Antrag der Firma Dyckerhoff für Steinbruch Hohne
Pro Teuto lehnt Erweiterung ab

Lengerich -

Ein ganzes Bündel mit Einwendungen gegen den Antrag der Firma Dyckerhoff, die Abgrabung im Steinbruch Hohne zu entfristen, hat die Bürgerinitiative Pro Teuto bei der Bezirksregierung abgegeben.

Mittwoch, 18.03.2020, 06:12 Uhr aktualisiert: 18.03.2020, 17:32 Uhr
Durch die von der Firma Dyckerhoff beantragte Entfristung der Abgrabung im Steinbruch Hohne befürchtet die BI Pro Teuto massive Schädigungen des Waldmeister-Buchenwaldes.
Durch die von der Firma Dyckerhoff beantragte Entfristung der Abgrabung im Steinbruch Hohne befürchtet die BI Pro Teuto massive Schädigungen des Waldmeister-Buchenwaldes. Foto: Pro Teuto

Rechtzeitig vor Ablauf der Einwendungsfrist hat eine Abordnung der Bürgerinitiative (BI) Pro Teuto bei der Bezirksregierung in Münster die von Mitgliedern persönlich zusammengetragenen Einwendungen überreicht. Diese richten sich gegen den Entfristungsantrag der Dyckerhoff GmbH für einen Bereich ihres Steinbruchs in Hohne, über den bisher genehmigten Zeitraum 2027 hinaus Kalkgestein im Teutoburger Wald abbauen zu dürfen.

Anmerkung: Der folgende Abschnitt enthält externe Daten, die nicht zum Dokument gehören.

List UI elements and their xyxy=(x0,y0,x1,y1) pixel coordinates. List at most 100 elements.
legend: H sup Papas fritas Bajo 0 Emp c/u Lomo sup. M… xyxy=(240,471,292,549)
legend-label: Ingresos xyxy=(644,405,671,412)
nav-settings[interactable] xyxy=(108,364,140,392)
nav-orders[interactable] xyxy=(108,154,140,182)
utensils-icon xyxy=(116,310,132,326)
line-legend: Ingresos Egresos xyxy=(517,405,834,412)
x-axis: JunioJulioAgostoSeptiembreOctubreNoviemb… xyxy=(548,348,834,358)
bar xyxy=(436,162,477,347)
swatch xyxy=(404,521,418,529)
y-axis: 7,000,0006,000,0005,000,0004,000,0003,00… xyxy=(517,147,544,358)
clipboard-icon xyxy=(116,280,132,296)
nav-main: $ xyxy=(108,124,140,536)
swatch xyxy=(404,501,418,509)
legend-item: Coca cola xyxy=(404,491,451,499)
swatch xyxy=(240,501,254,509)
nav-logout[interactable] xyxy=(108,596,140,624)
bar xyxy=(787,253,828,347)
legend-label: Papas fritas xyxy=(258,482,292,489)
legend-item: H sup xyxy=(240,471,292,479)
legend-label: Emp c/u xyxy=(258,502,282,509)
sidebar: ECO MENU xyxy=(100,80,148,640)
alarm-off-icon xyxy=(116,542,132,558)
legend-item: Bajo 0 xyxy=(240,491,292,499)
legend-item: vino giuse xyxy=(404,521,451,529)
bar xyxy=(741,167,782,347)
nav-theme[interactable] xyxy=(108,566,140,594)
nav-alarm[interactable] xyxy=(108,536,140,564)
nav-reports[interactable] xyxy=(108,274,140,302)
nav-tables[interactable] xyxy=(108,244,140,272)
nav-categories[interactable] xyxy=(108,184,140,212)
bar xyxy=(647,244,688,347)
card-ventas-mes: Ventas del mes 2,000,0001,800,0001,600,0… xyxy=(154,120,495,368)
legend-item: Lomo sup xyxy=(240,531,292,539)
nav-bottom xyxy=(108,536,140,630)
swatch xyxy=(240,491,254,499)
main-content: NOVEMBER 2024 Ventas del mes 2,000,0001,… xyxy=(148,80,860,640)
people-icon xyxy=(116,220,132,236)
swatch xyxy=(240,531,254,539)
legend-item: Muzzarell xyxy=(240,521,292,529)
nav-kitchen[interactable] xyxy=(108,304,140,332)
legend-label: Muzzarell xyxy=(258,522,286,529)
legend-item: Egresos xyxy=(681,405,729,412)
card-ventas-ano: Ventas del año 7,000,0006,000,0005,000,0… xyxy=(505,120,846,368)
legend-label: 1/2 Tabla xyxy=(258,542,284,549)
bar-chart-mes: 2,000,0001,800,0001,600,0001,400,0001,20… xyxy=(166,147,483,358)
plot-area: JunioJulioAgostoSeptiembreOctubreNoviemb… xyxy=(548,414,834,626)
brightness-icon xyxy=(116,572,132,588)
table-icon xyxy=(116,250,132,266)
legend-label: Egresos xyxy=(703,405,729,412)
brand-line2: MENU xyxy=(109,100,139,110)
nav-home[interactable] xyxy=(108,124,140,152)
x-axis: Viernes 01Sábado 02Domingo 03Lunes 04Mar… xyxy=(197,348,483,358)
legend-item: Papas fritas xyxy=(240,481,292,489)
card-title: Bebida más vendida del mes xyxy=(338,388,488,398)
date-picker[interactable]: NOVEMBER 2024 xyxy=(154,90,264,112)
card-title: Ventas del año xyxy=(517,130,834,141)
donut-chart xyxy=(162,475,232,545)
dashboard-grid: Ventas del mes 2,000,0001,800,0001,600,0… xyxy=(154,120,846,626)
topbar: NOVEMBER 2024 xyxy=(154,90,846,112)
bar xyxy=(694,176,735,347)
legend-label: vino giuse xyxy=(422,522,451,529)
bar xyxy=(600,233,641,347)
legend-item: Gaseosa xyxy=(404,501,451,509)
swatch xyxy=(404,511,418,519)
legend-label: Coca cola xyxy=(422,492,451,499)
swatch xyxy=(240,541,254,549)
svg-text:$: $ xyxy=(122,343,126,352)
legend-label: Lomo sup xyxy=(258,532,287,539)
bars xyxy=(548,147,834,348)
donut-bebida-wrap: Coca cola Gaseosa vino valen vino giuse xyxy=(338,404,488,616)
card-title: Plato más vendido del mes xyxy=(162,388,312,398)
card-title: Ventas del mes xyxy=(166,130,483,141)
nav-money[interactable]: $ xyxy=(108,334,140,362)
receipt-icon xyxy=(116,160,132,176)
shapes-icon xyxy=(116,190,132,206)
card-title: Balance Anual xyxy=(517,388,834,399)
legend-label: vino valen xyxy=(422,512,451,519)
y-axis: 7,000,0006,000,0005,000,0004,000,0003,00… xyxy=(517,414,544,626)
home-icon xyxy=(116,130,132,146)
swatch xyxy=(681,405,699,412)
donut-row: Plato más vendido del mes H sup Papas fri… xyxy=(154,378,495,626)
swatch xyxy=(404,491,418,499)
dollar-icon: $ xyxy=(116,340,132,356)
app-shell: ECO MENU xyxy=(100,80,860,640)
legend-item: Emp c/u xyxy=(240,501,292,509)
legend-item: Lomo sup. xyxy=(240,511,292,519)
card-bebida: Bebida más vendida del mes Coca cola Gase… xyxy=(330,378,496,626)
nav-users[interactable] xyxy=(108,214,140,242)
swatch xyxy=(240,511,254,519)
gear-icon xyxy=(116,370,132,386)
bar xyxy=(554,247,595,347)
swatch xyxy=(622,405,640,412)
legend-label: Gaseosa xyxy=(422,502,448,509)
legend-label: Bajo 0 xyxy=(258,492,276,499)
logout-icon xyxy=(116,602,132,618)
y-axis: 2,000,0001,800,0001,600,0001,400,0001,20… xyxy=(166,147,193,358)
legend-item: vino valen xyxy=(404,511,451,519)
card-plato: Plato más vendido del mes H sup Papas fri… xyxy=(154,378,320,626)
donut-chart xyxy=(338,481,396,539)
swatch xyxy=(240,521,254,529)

Darauf weist die BI in einer Pressemitteilung hin.

Sie geht davon aus, dass viele Unterstützer ihre Einwendung auch direkt bei der Behörde vorgebracht haben. Ulrich Tückmantel, Pressesprecher der Bezirksregierung, quittierte den Empfang der Einwendungen. Er unterstrich nach Angaben von Pro Teuto sehr deutlich, wie wichtig der Bezirksregierung der respektvolle Umgang miteinander sei und wie bedeutungsvoll eine aktive Beteiligung der Bevölkerung an derartigen Verfahren sei.

„Die Wahrung einer partizipativen Bürgerbeteiligung und transparente Prozesse seien das oberste Gebot einer Demokratie und die Bezirksregierung betrachte jedes vorgebrachte Argument mit entsprechender Sorgfalt und Achtung vor der Meinung jedes Einzelnen“, schreibt die Bürgerinitiative.